We know that, given the ageing of the population and the impact of new technology on healthcare demand and use, health systems like Medicare will become increasingly unaffordable in coming decades. But we can’t simply make health reform all about cuts to spending and budget savings – this is the great lesson of the Abbott Government’s GP co-payment disaster.

The lesson was not necessarily that the electorate wants to keep Medicare because it believes the system is fair and equitable and that a ‘free and universal’ health system is the centrepiece of the Australian social compact. This is the propaganda of the public health lobby. To the contrary, the real message sent by the electorate was driven by the hip-pocket nerve. Many Australians were simply unwilling to pay $5 to see the doctor because they feel they already pay enough tax, and Medicare was one of the few ways they get their taxes back.

The depth of this entirely understandable sentiment within the community – and especially within the net-tax paying constituency of the Coalition – represents an opportunity to implement a creative political and policy solution for the health puzzle.

What if we simply gave Australians a choice between Medicare and an alternative system? What if we did indeed allow people to choose to take their own taxes back and have control of their own health dollars to self-fund their own health care? Just like people are allowed to opt for private schools for their children through government funding for non-government schools, government policy should also enable them to opt for private health if they so wish.

What we should do is let people opt-out of Medicare.  Ordinary Australians simply do not understand how much of their taxes are locked up in Medicare. Average, per-person government health spending in Australia is near enough to $5000 per annum.

Individuals should be allowed to cash-out these Medicare entitlements on annual, indexed basis, and deposit the proceeds in a health savings account. These accounts would be linked to the individual’s superannuation accounts, but money could be withdrawn prior to retirement to pay for lower-cost health services and to pay for private health insurance to fund higher-cost services.

Because people would be spending their own money on health there would be less waste on ‘free’ services and other inefficiencies latent within a government-run system. Because health savings accounts and superannuation accounts would be merged upon retirement, individuals would also have an additional incentive to be cost-conscious consumers of healthcare.

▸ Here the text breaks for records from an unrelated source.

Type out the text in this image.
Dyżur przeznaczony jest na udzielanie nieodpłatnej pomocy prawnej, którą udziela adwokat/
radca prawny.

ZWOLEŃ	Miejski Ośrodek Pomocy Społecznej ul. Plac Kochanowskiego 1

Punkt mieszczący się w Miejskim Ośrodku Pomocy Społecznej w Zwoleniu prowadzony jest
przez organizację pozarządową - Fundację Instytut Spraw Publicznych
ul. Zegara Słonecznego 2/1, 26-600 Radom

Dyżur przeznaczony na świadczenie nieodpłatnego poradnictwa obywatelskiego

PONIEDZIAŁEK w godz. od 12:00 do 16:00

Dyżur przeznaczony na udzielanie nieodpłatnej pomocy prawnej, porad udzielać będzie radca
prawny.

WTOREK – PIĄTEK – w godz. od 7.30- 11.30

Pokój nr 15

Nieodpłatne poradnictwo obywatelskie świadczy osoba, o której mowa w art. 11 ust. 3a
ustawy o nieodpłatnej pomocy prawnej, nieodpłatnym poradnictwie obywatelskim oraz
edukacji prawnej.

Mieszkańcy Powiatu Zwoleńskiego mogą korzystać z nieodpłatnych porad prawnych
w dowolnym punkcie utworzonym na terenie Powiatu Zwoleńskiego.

Any ‘health savings’ generated over their working lives could be used to pay for either old age health costs or to increase retirement incomes. This is to say – and this is the great political selling point and strategic advantage – that individuals will personally benefit financially from this type of choice-based health reform.

Medicare opt-outs would, dare I say it, be truly innovative and agile health policy – and politically smart. Giving people a choice about health would limit the effectiveness of ‘Medi-Scares’ because Medicare would remain in place for those who want it. At the same time, there would be an attractive alternative on offer for a considerable political constituency that would be interested in having a financially rewarding way to pay for their own health care.

Jeremy Sammut is a Senior Research Fellow and the Director the Health Innovations Program at The Centre for Independent Studies.